Oh, the art in Peru is one of the favorite things that foreign Peruvian people and foreign people love to talk about.
Almost all the time art in Peru has been in the veins of its history. In the beginning, in the Incas time, the art of the Inca civilization of Peru produced some of the finest works ever crafted in the ancient Americas. Inca art is best seen in highly polished metalwork, ceramics, and, above all, textiles, with the last being considered the most prestigious by the Incas themselves.
There are so many and important expressions in this country and its towns, that we will need a lot of time to describe it; by the moment we will let you know the most relevant of each time
To start a little bit of history. Peruvian art has its origin the Andean civilization where the societies od many cultures and people mainly developed in the river valleys of the coastal deserts; from Ecuador to Chile and Argentina. Some people think that first developed on the narrow coastal.
Despite severe environmental challenges, the Andean civilizations domesticated a wide variety of crops, some of which became of worldwide importance. The Andean civilizations were also noteworthy for monumental architecture, textile weaving, and many unique characteristics of the societies they created. Spanish rule ended or transformed many elements of the Andean civilizations, notably influencing religion and architecture.
The Escuela Cusqueña, Cusco School was a Roman-Catholic artist tradition based in Cusco during the colonial period from the 16th to 18th centuries. Many colonial Cusco School paintings are preserved, most of them currently at Cusco, but also in other areas of Peru as well as other countries. Peruvian art is often viewed through the lens of Spain’s influence, in two stages. First, the native handicrafts–woven, intricate designs, and elaborately sculpted ceramics–the true art forms of the Andes. Then the second phase,
the neo-baroque and Gothic influence of Spain, and Catholic religious art, an integral part of the colonization that began in the early 16th century. In the resulting mix, European styles and art forms permeated with the artistic sensibilities of the locals.

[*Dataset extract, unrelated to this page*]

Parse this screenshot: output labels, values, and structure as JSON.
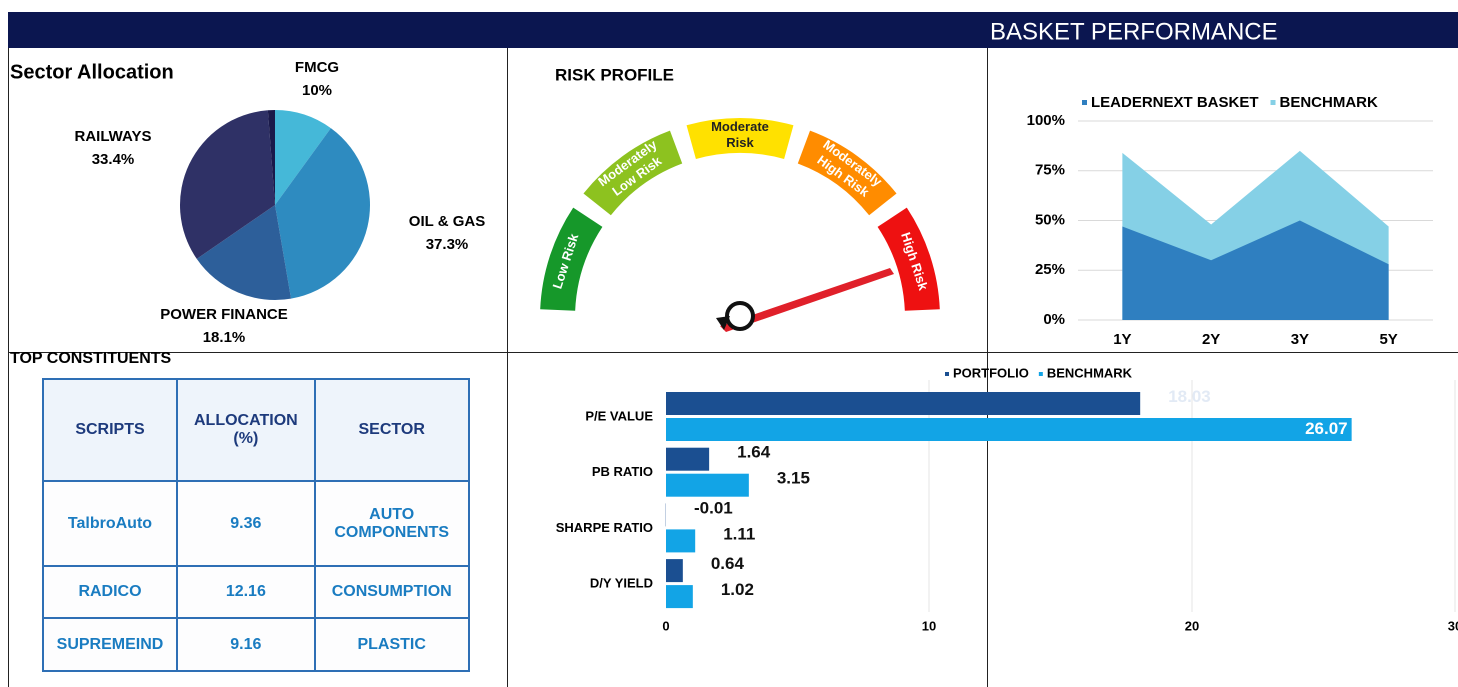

During this centuries, artists came to Peru seeking commissions; as a sample, we have Bernardo Bitti that set up a workshop to train native people to paint in the baroque style which most famously was The Last Supper made by Marcos Zapata; the painting that is still hanging in the Cathedral of Cusco.
We can not forget the famous Martin Champi who was a photographer, originally from southern Peru and has become the only major indigenous Latin American photographer of his time. Recognized for the profound historic and ethnic documentary value of his photographs, he was a prolific portrait photographer in the towns and countryside of the Peruvian Andes. As well as being the leading portrait photographer in Cuzco, Chambi made many landscape photographs, which he sold mainly in the form of postcards, a
format he was a pioneer of in Peru. In 1979, New York’s Museum of Modern Art held a Chambi retrospective, which later traveled to various locations and inspired other international expositions of his work.
In Music; Peruvian music is an amalgamation of sounds and styles drawing on Peru’s Andean musical roots and Spanish musical influences. Native Peruvian music is dominated by the national instrument, the charango. The zampoña is a traditional Andean panpipe. It accompanies the folk music of the high Andes, where it is widely used. It is one of the main instruments in Andean Huayno. The harps are derived from the Baroque harps that were brought from Spain during the colonial period. Few Peruvian artists have encountered international fame. One female singer has become very successful from the ’50s and is now a live legend. Yma Sumac is a noted soprano of Peruvian origin. During the 1950s.
In theatre; Peruvian theatre has been successful thanks to authors such as Felipe Pardo, Manuel Ascencio Segura during the 19th century, and more recently Percy Gibson Parra or Juan Rios. Theatrical activity is booming thanks to university theatres and is increasing its audience thanks to new kinds of performances, such as the rural theatre. This art as developing all this year.
The textile art has had a great development in all stages. In recent years, alpaca has been used and continues to be used as a star product as well as vicuña for a high purchasing power.
Now, in this era, le museums and artists especially in Lima have had incredible development. We have world-famous photographers such as Mario Testino, known all around the world and preferred for the nobles and artists As you can see, in Peru in Peru you can never finish talking about art and culture.